他也曾提议请司药一脉的天梁长老前来诊治,却被七杀一口回绝。
他伤势虽重,神采里却始终有慑人之色,不曾有一丝一毫委顿模样,闻言讥嘲笑道:“若是治得好,自然天下太平。若是治不好……”
他拉开襟口,伤处渗出的血渍染透了裹伤所用的白布,血色却并非鲜红,而是隐隐透着一层黑气。
七杀长老冷笑道:“妖兽一爪之力,乃是妖力所注。若是伤口逐渐溃化,终有一日会令本座受妖气所侵,彻底失了神智。到了那一天,他们多半就有冠冕堂皇的理由,将本座打入大荒渊下了。”
梅清渐无言以对,七杀长老拢起衣襟,淡淡地道:“你记住,你半生坎坷都是由‘人’得来,更不该对他们抱有期待。他们不配。”
梅清渐轻声驳道:“长老难道就不是‘人’吗?”
七杀长老略微眯了眯眼睛,笑道:“不错,本座是人。因此这副残躯所带来的自私、脆弱、怯懦、卑贱,本座自然也就只能照单全收。

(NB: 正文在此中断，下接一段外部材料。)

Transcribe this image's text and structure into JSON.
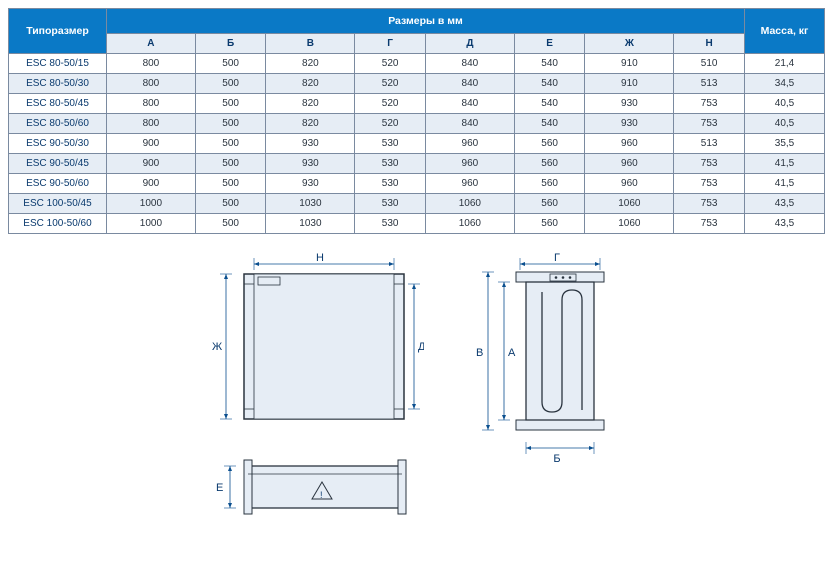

“……唔,本座伤势虽重,总还比混沌好过一些。而今它四处逃窜,可说是狼狈得很了。说不准哪一天,它就会随着溃化的妖气,慢慢找到本座。”
“找到长老……又当如何?”
七杀长老想了一想,笑道:“你可曾听说过夺舍?”
梅清渐道:“魂魄神识未断,借他人身体还阳——长老是说,混沌通晓夺舍之术?”
“对上古神魔而言,区区夺舍可说是小菜一碟。说不准哪一天你来七杀崖,所看到的还是本座,实际上,已是混沌在向你旁敲侧击地问话了。”